Loading Qwen2-VL from base model...
Loading checkpoint shards: 100%|██████████████████| 2/2 [00:02<00:00,  1.19s/it]
Loading additional Qwen2-VL weights...
Loading LoRA weights...
Merging LoRA weights...
Model Loaded!!!


In [16]:
# 모델 경로 설정
MODEL_PATH = save_path
MODEL_BASE = model_base  # 이제 위 셀에서 정의된 변수 사용 가능
DEVICE = torch.device("cuda" if torch.cuda.is_available() else "cpu")

# 생성 파라미터
MAX_NEW_TOKENS = 512
TEMPERATURE = 0
REPETITION_PENALTY = 1.0

print(f"모델 경로: {MODEL_PATH}")
print(f"베이스 모델: {MODEL_BASE}")
print(f"디바이스: {DEVICE}")

모델 경로: /workspace/chebkpoint_merge
베이스 모델: /workspace/Qwen2.5-VL-3B-Instruct
디바이스: cuda


In [17]:
# 모델 로드
disable_torch_init()
model_name = get_model_name_from_path(MODEL_PATH)
processor, model = load_pretrained_model(
    model_base=MODEL_BASE,
    model_path=MODEL_PATH,
    device_map=DEVICE,
    model_name=model_name,
    load_4bit=False,
    load_8bit=False,
    device=DEVICE,
    use_flash_attn=True,
    use_fast=True
)

print("모델 로드 완료!")

Loading model from /workspace/chebkpoint_merge as a standard model. Adapter files were not found, so it can't be merged


Loading checkpoint shards:   0%|          | 0/2 [00:00<?, ?it/s]

모델 로드 완료!


In [23]:
def generate_response(question, image_path=None):
    start_time = time.time()
    conversation = []
    user_content = []

    if image_path:
        user_content.append({"type": "image", "image": image_path})
    if question:
        user_content.append({"type": "text", "text": question})

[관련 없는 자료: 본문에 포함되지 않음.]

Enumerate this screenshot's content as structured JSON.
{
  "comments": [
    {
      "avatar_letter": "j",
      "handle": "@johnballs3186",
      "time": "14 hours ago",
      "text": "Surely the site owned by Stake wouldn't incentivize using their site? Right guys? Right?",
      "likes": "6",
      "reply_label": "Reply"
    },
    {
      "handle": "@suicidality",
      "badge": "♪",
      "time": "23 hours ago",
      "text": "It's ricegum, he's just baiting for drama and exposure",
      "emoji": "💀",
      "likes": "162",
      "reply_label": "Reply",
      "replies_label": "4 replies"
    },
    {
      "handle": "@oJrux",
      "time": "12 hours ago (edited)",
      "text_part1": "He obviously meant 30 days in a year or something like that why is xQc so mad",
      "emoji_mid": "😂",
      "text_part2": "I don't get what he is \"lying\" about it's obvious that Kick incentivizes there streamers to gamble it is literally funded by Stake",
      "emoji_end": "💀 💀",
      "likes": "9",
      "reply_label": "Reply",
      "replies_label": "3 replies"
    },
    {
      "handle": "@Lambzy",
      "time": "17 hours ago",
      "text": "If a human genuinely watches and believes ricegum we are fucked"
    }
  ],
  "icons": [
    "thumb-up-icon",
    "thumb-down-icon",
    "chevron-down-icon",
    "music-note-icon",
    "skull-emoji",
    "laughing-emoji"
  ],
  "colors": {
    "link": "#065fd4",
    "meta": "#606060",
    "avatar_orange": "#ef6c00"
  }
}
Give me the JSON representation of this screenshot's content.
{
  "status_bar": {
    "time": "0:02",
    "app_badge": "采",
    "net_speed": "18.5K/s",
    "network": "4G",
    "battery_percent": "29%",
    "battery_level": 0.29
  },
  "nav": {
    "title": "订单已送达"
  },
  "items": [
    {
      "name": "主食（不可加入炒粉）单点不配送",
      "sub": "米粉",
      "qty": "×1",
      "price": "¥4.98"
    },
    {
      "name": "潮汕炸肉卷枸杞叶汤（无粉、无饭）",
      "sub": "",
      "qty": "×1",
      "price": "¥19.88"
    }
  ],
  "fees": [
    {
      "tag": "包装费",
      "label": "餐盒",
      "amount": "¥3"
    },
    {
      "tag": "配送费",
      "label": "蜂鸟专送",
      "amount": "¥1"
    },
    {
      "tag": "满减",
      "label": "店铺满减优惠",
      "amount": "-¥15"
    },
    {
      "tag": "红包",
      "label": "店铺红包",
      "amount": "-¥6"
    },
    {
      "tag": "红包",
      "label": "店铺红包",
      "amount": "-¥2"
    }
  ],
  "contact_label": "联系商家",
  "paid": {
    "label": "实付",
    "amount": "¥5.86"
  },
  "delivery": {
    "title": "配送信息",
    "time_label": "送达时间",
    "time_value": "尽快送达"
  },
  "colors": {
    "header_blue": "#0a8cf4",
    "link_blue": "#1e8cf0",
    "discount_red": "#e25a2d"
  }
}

    conversation.append({"role": "user", "content": user_content})
    prompt = processor.apply_chat_template(conversation, tokenize=False, add_generation_prompt=True)
    image_inputs, video_inputs = process_vision_info(conversation)

    inputs = processor(
        text=[prompt], 
        images=image_inputs, 
        videos=video_inputs, 
        padding=True, 
        return_tensors="pt"
    ).to(DEVICE)

    generation_args = {
        "max_new_tokens": MAX_NEW_TOKENS,
        "temperature": TEMPERATURE,
        "do_sample": True if TEMPERATURE > 0 else False,
        "repetition_penalty": REPETITION_PENALTY,
        "eos_token_id": processor.tokenizer.eos_token_id,
    }

    with torch.no_grad():
        output_ids = model.generate(**inputs, **generation_args)
        
    input_token_len = inputs['input_ids'].shape[1]
    response_ids = output_ids[:, input_token_len:]
    response = processor.tokenizer.decode(response_ids[0], skip_special_tokens=True, clean_up_tokenization_spaces=False)
    inference_time = time.time() - start_time
    return response, inference_time

In [26]:
image_path = "/workspace/8.png"
question_with_image = "이 분자에 대해서 아주 자세하게 설명해줘"
response, inference_time = generate_response(question_with_image, image_path=image_path)
print(f'모델 \n 응답 : {response}')
print(f'소요시간 (초) : {inference_time}')

모델 
 응답 : 이 분자체는 1,2,3,4,5,6-hexahydro-1,2,3-trimethyl-1H-inden-1-ol입니다. 이는 1,2,3,4,5,6-hexahydro-1H-inden-1-ol의 산화산물로, 1,2,3,4,5,6-hexahydro-1H-inden-1-ol의 산화산물로 간주됩니다.
소요시간 (초) : 6.679670333862305